3. Betrokkenheid van de behandelend arts voor de tijdskrediet voor medische bijstand
Om het oneigenlijk gebruik van de tijdskrediet voor medische bijstand te vermijden, voorziet CAO 103 ter dat de behandelend arts op het attest waarmee het tijdskrediet wordt aangevraagd moet aanduiden of de zorgbehoefte effectief een voltijdse loopbaanonderbreking, een deeltijdse vermindering of een vermindering met 1/5de vereist.
4. Vereenvoudiging van de aanrekeningsregels van de reeds genomen tijdskrediet periodes
Voortaan moet rekening gehouden worden met al de periodes van tijdskrediet zonder motief (proportioneel) en met motief (in maanden) reeds genomen, in chronologische volgorde, om te bepalen of de werknemer nog recht op tijdskrediet heeft (“berekening van het beschikbaar krediet”). De eerste twaalf maanden tijdskrediet zonder motief die de werknemer reeds heeft genomen, moeten geneutraliseerd worden in voltijdse equivalenten. Zo behoudt de werknemer die reeds het maximum van twaalf maanden loopbaanonderbreking of tijdskrediet zonder motief heeft genomen in voltijds equivalenten, zijn volledig recht op tijdskrediet met motief. Al de periodes die de werknemer heeft opgenomen bovenop de geneutraliseerde periode, worden daarentegen wel aangerekend.
5. Eindeloopbaan tijdskredieten: berekening van de beroepsloopbaan en van de anciënniteit
De CAO 103ter wijzigt ook de regels voor de berekening van het loopbaanverleden van 25 jaar vereist voor het verkrijgen van een eindeloopbaan tijdskrediet. Op deze wijziging wordt in het kader van huidige news niet verder ingegaan.

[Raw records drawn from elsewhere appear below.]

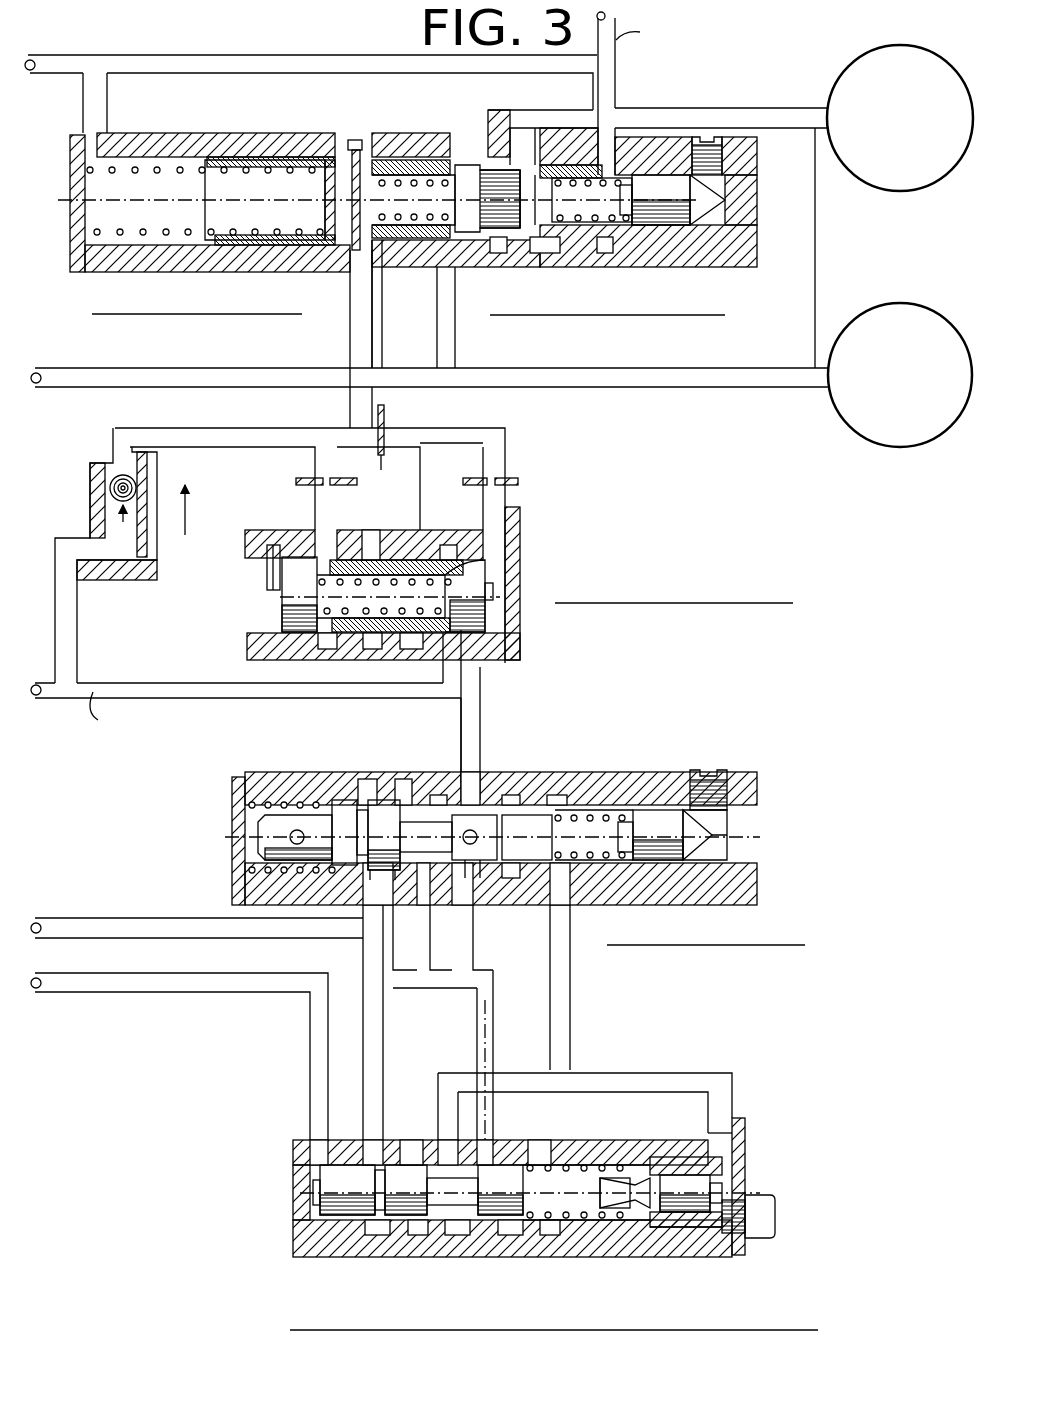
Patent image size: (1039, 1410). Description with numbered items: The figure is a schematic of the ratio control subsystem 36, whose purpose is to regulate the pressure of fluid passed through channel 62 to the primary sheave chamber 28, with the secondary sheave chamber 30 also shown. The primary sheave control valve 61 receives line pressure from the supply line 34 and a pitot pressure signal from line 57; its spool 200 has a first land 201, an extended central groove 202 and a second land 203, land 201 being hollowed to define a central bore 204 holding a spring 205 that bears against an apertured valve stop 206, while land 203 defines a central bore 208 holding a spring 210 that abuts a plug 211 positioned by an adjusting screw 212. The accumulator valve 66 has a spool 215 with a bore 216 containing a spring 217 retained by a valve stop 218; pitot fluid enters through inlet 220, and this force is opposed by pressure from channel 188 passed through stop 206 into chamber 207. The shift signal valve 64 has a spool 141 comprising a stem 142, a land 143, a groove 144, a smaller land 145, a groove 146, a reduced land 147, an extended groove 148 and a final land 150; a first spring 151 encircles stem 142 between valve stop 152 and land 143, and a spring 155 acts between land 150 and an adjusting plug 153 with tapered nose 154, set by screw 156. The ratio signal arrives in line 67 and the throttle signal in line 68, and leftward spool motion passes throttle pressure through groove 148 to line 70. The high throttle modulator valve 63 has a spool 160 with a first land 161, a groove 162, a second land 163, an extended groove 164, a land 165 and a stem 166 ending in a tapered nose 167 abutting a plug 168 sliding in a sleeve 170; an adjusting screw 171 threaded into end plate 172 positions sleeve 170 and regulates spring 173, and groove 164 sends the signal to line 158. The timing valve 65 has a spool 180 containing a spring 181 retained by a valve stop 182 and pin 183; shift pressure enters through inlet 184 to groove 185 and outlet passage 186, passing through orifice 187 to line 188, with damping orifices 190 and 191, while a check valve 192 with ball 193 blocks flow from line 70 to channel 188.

The line 57 is at (213, 62).
The inlet 220 is at (92, 103).
The valve stop 218 is at (76, 245).
The spring 217 is at (145, 232).
The bore 216 is at (290, 238).
The spool 215 is at (240, 157).
The chamber 207 is at (352, 150).
The valve stop 206 is at (355, 140).
The first land 201 is at (405, 160).
The spool 200 is at (457, 155).
The spring 205 is at (440, 200).
The central bore 204 is at (437, 262).
The second land 203 is at (570, 165).
The groove 202 is at (525, 253).
The central bore 208 is at (575, 222).
The spring 210 is at (612, 225).
The plug 211 is at (655, 215).
The adjusting screw 212 is at (722, 160).
The channel 62 is at (760, 112).
The primary sheave chamber 28 is at (840, 72).
The secondary sheave chamber 30 is at (845, 332).
The supply line 34 is at (593, 385).
The line 188 is at (374, 342).
The orifice 187 is at (390, 420).
The orifice 191 is at (322, 478).
The orifice 190 is at (490, 487).
The outlet passage 186 is at (412, 511).
The valve stop 182 is at (297, 560).
The pin 183 is at (267, 585).
The spring 181 is at (340, 612).
The groove 185 is at (370, 654).
The spool 180 is at (478, 632).
The inlet 184 is at (462, 690).
The ball 193 is at (115, 478).
The check valve 192 is at (118, 510).
The line 70 is at (482, 737).
The final land 150 is at (540, 812).
The first spring 151 is at (280, 800).
The land 143 is at (345, 805).
The groove 144 is at (362, 790).
The spool 141 is at (385, 790).
The groove 146 is at (438, 815).
The land 147 is at (480, 812).
The spring 155 is at (605, 812).
The screw 156 is at (727, 790).
The tapered nose 154 is at (730, 848).
The adjusting plug 153 is at (660, 845).
The valve stop 152 is at (232, 813).
The extended groove 148 is at (478, 880).
The stem 142 is at (280, 858).
The land 145 is at (377, 872).
The line 67 is at (105, 920).
The line 68 is at (218, 995).
The line 158 is at (571, 1015).
The spool 160 is at (383, 1192).
The stem 166 is at (580, 1175).
The spring 173 is at (625, 1165).
The end plate 172 is at (745, 1135).
The plug 168 is at (710, 1180).
The adjusting screw 171 is at (775, 1215).
The tapered nose portion 167 is at (612, 1210).
The sleeve 170 is at (690, 1228).
The first land 161 is at (320, 1180).
The groove 162 is at (380, 1212).
The second land 163 is at (410, 1212).
The extended groove 164 is at (450, 1208).
The land 165 is at (505, 1212).
The accumulator valve 66 is at (357, 214).
The primary sheave control valve 61 is at (588, 223).
The timing valve 65 is at (405, 540).
The shift signal valve 64 is at (492, 845).
The high throttle modulator valve 63 is at (537, 1209).
The ratio control subsystem 36 is at (845, 1382).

Bovendien, wat de anciënniteit voorwaarde van 24 maand betreft, worden de dagen gedekt door een ontslagcompensatievergoeding of een verbrekingsvergoeding, aan een effectieve tewerkstelling gelijkgesteld.
6. Deeltijdse tewerkstelling bij twee werkgevers en 1/5de tijdskrediet
Momenteel bepaalt CAO 103 dat een 1/5de tijdskrediet slechts toegankelijk is voor werknemers die gewoonlijk tewerkgesteld zijn in een arbeidsregime dat gespreid is over minstens 5 dagen en die voltijds tewerkgesteld zijn. CAO 103ter biedt thans het recht op 1/5de tijdskrediet aan werknemers die twee deeltijdse functies combineren bij twee werkgevers, op voorwaarde dat de som van de twee deeltijdse tewerkstellingen minstens gelijk is aan een voltijdse tewerkstelling en mits het akkoord van de werkgever of de werkgevers bij wie de schriftelijke aanvraag tot tijdskrediet wordt ingediend.
7. Inwerkingtreding en overgangsmaatregelen
CAO 103ter zal in werking treden uiterlijk op 1 april 2017 en zal van toepassing zijn op alle aanvragen en aanvragen tot verlenging waarvan de werkgever in kennis wordt gesteld.
Echter, om de continuïteit van het oude systeem te waarborgen, blijven de regels die van toepassing waren voor de datum van inwerkingtreding van CAO 103ter, van toepassing op de werknemers die zich op datum van inwerkingtreding van de nieuwe CAO in een lopend stelsel van tijdskrediet of loopbaanvermindering bevinden.